Il est tout aussi important de définir des priorités. Tout ce qui devrait être fait ne doit pas forcément être réalisé le même jour. Lorsque l’énergie est limitée, la question se pose de savoir ce qui est vraiment important et ce qui peut être délégué ou, le cas échéant, simplifié grâce à l’utilisation d’aides techniques.
Andrea Weise a en outre souligné que la récupération ne signifie pas nécessairement de longues périodes de repos. Même de courtes pauses — réellement réparatrices pour la personne — peuvent aider à stabiliser le niveau d’énergie. L’important est surtout que ces pauses soient réalisables dans la vie réelle : en déplacement, avec de jeunes enfants, au travail ou entre deux rendez-vous.
Pour conclure, Andrea Weise a présenté une « formation à la gestion de l’énergie (EMS) » développée en Suisse, proposée en groupe et qui n’est désormais plus réservée aux personnes atteintes de SEP souffrant de fatigue. Dans différentes études, ce programme a notamment montré des effets positifs sur le sentiment d’efficacité personnelle et sur la qualité de vie, effets qui se maintenaient encore des mois après la fin de la thérapie.
Développement d’un programme combiné
La neuropsychologue Charlene von der Weid a présenté un programme neuropsychologique conçu pour la gestion de la fatigue.
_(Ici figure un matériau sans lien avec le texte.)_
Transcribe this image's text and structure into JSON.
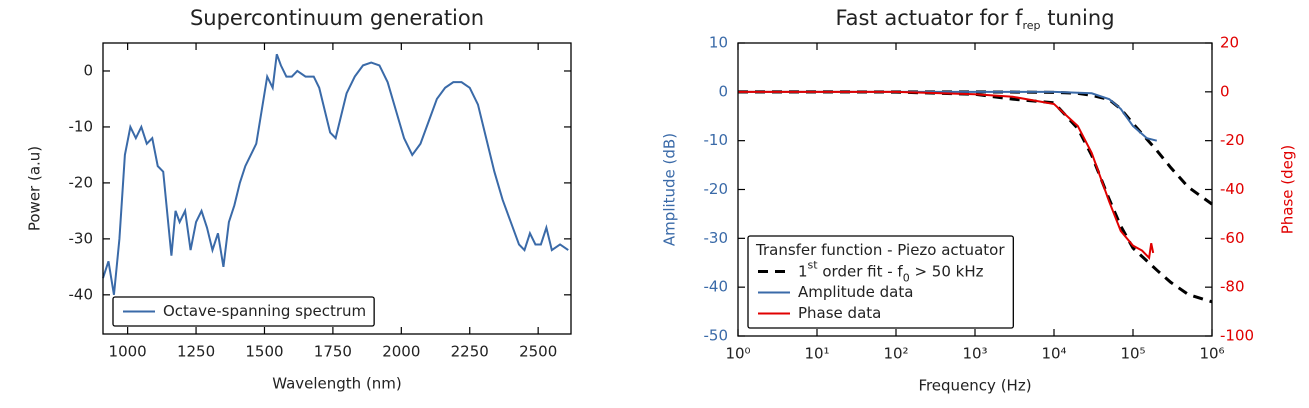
{
  "chart_data": [
    {
      "type": "line",
      "title": "Supercontinuum generation",
      "xlabel": "Wavelength (nm)",
      "ylabel": "Power (a.u)",
      "xlim": [
        910,
        2620
      ],
      "ylim": [
        -47,
        5
      ],
      "xticks": [
        1000,
        1250,
        1500,
        1750,
        2000,
        2250,
        2500
      ],
      "yticks": [
        -40,
        -30,
        -20,
        -10,
        0
      ],
      "legend": {
        "position": "lower left"
      },
      "series": [
        {
          "name": "Octave-spanning spectrum",
          "color": "#3a6aa8",
          "x": [
            910,
            930,
            950,
            970,
            990,
            1010,
            1030,
            1050,
            1070,
            1090,
            1110,
            1130,
            1150,
            1160,
            1175,
            1190,
            1210,
            1230,
            1250,
            1270,
            1290,
            1310,
            1330,
            1350,
            1370,
            1390,
            1410,
            1430,
            1450,
            1470,
            1490,
            1510,
            1530,
            1545,
            1560,
            1580,
            1600,
            1620,
            1650,
            1680,
            1700,
            1720,
            1740,
            1760,
            1780,
            1800,
            1830,
            1860,
            1890,
            1920,
            1950,
            1980,
            2010,
            2040,
            2070,
            2100,
            2130,
            2160,
            2190,
            2220,
            2250,
            2280,
            2310,
            2340,
            2370,
            2400,
            2430,
            2450,
            2470,
            2490,
            2510,
            2530,
            2550,
            2580,
            2610
          ],
          "values": [
            -37,
            -34,
            -40,
            -30,
            -15,
            -10,
            -12,
            -10,
            -13,
            -12,
            -17,
            -18,
            -28,
            -33,
            -25,
            -27,
            -25,
            -32,
            -27,
            -25,
            -28,
            -32,
            -29,
            -35,
            -27,
            -24,
            -20,
            -17,
            -15,
            -13,
            -7,
            -1,
            -3,
            3,
            1,
            -1,
            -1,
            0,
            -1,
            -1,
            -3,
            -7,
            -11,
            -12,
            -8,
            -4,
            -1,
            1,
            1.5,
            1,
            -2,
            -7,
            -12,
            -15,
            -13,
            -9,
            -5,
            -3,
            -2,
            -2,
            -3,
            -6,
            -12,
            -18,
            -23,
            -27,
            -31,
            -32,
            -29,
            -31,
            -31,
            -28,
            -32,
            -31,
            -32
          ]
        }
      ]
    },
    {
      "type": "line",
      "title": [
        "Fast actuator for f",
        {
          "text": "rep",
          "script": "sub"
        },
        " tuning"
      ],
      "xlabel": "Frequency (Hz)",
      "ylabel": "Amplitude (dB)",
      "y2label": "Phase (deg)",
      "y_color": "#3a6aa8",
      "y2_color": "#e00000",
      "xlog": true,
      "xlim": [
        1,
        1000000
      ],
      "ylim": [
        -50,
        10
      ],
      "y2lim": [
        -100,
        20
      ],
      "xticks": [
        {
          "value": 1,
          "label": "10⁰"
        },
        {
          "value": 10,
          "label": "10¹"
        },
        {
          "value": 100,
          "label": "10²"
        },
        {
          "value": 1000,
          "label": "10³"
        },
        {
          "value": 10000,
          "label": "10⁴"
        },
        {
          "value": 100000,
          "label": "10⁵"
        },
        {
          "value": 1000000,
          "label": "10⁶"
        }
      ],
      "yticks": [
        -50,
        -40,
        -30,
        -20,
        -10,
        0,
        10
      ],
      "y2ticks": [
        -100,
        -80,
        -60,
        -40,
        -20,
        0,
        20
      ],
      "legend": {
        "title": "Transfer function - Piezo actuator",
        "position": "lower left"
      },
      "series": [
        {
          "name": [
            "1",
            {
              "text": "st",
              "script": "super"
            },
            " order fit - f",
            {
              "text": "0",
              "script": "sub"
            },
            " > 50 kHz"
          ],
          "color": "#000000",
          "dash": true,
          "x": [
            1,
            10,
            100,
            1000,
            10000,
            20000,
            30000,
            50000,
            70000,
            100000,
            200000,
            300000,
            500000,
            1000000
          ],
          "values": [
            0,
            0,
            0,
            0,
            -0.1,
            -0.3,
            -0.7,
            -1.6,
            -3.5,
            -6.5,
            -12,
            -15.5,
            -19.5,
            -23
          ]
        },
        {
          "color": "#000000",
          "dash": true,
          "axis": "y2",
          "x": [
            1,
            10,
            100,
            1000,
            3000,
            10000,
            20000,
            30000,
            50000,
            70000,
            100000,
            200000,
            300000,
            500000,
            1000000
          ],
          "values": [
            0,
            0,
            -0.1,
            -1,
            -3,
            -4.5,
            -15,
            -26,
            -44,
            -55,
            -64,
            -73,
            -78,
            -83,
            -86
          ]
        },
        {
          "name": "Amplitude data",
          "color": "#3a6aa8",
          "x": [
            1,
            10,
            100,
            1000,
            10000,
            30000,
            50000,
            70000,
            100000,
            150000,
            200000
          ],
          "values": [
            0,
            0,
            0,
            0,
            0,
            -0.3,
            -1.5,
            -3.5,
            -7,
            -9.5,
            -10
          ]
        },
        {
          "name": "Phase data",
          "color": "#e00000",
          "axis": "y2",
          "x": [
            1,
            10,
            100,
            1000,
            3000,
            10000,
            20000,
            30000,
            50000,
            70000,
            100000,
            130000,
            160000,
            170000,
            180000
          ],
          "values": [
            0,
            0,
            0,
            -1,
            -2,
            -5,
            -14,
            -25,
            -45,
            -57,
            -63,
            -65,
            -68,
            -62,
            -66
          ]
        }
      ]
    }
  ]
}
Initialement pensé comme une thérapie de groupe, il est rapidement apparu que tous les thèmes — comme les situations familiales ou les défis liés au travail — ne pouvaient pas être abordés de manière équivalente dans un cadre de groupe. Le programme a donc été développé et complété par des séances individuelles.
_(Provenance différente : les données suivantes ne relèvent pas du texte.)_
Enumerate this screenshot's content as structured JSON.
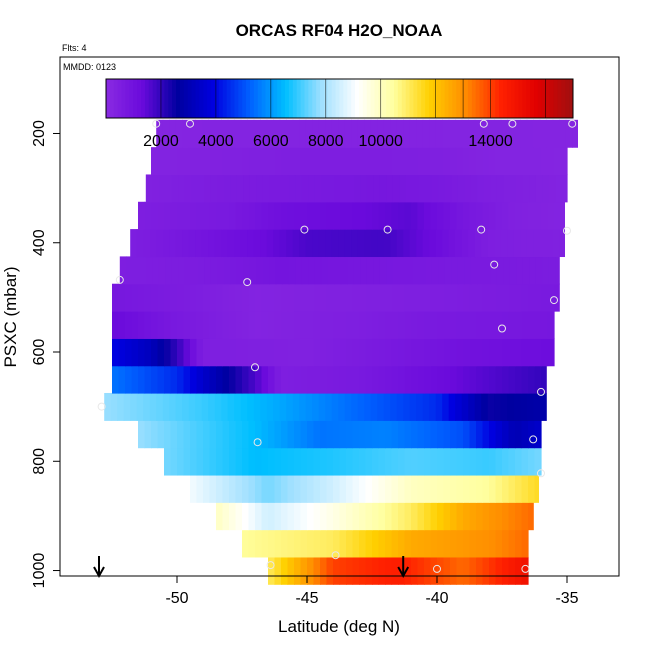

Dans une étape suivante, le programme neuropsychologique et l’EMS ergothérapeutique ont été combinés. Les premières évaluations de cette approche combinée ont montré des résultats prometteurs : les participant-e-s ont rapporté une meilleure compréhension de leur fatigue, un plus grand sentiment de contrôle et une amélioration de leur qualité de vie. De manière générale, ils et elles parvenaient à diminuer leur fatigue au cours de la semaine sans devoir réduire leurs activités.
La neuropsychologie et l’ergothérapie : une équipe idéale
L’atelier a mis en évidence à quel point la neuropsychologie et l’ergothérapie se complètent bien dans la prise en charge de la fatigue. Alors que la neuropsychologie aide à mieux comprendre la fatigue, à reconnaître à temps les signes avant-coureurs d’une surcharge et à développer des stratégies internes et externes, l’ergothérapie soutient la transposition de ces connaissances dans le quotidien, adapte les routines et les environnements et maintient la participation à des activités porteuses de sens.
Ensemble, ces deux disciplines accompagnent les personnes concernées dans la recherche de stratégies adaptées et réalisables individuellement — dans le but de préserver ou d’améliorer l’autonomie et la qualité de vie.
Andrea Weise est ergothérapeute MSc et propriétaire de « Ergotherapie Impulse ». Elle mène des recherches à la Haute école spécialisée de la Suisse italienne SUPSI à Manno.
Charlene von der Weid est neuropsychologue FSP aux Hôpitaux universitaires de Genève.
«MS State of the Art Symposium»
Le «MS State of the Art Symposium» est le plus grand congrès spécialisé de Suisse consacré à la sclérose en plaques, organisé par la Société suisse SEP et son Conseil médico-scientifique. En 2026, l’événement s’est tenu le 26 janvier au KKL Lucerne.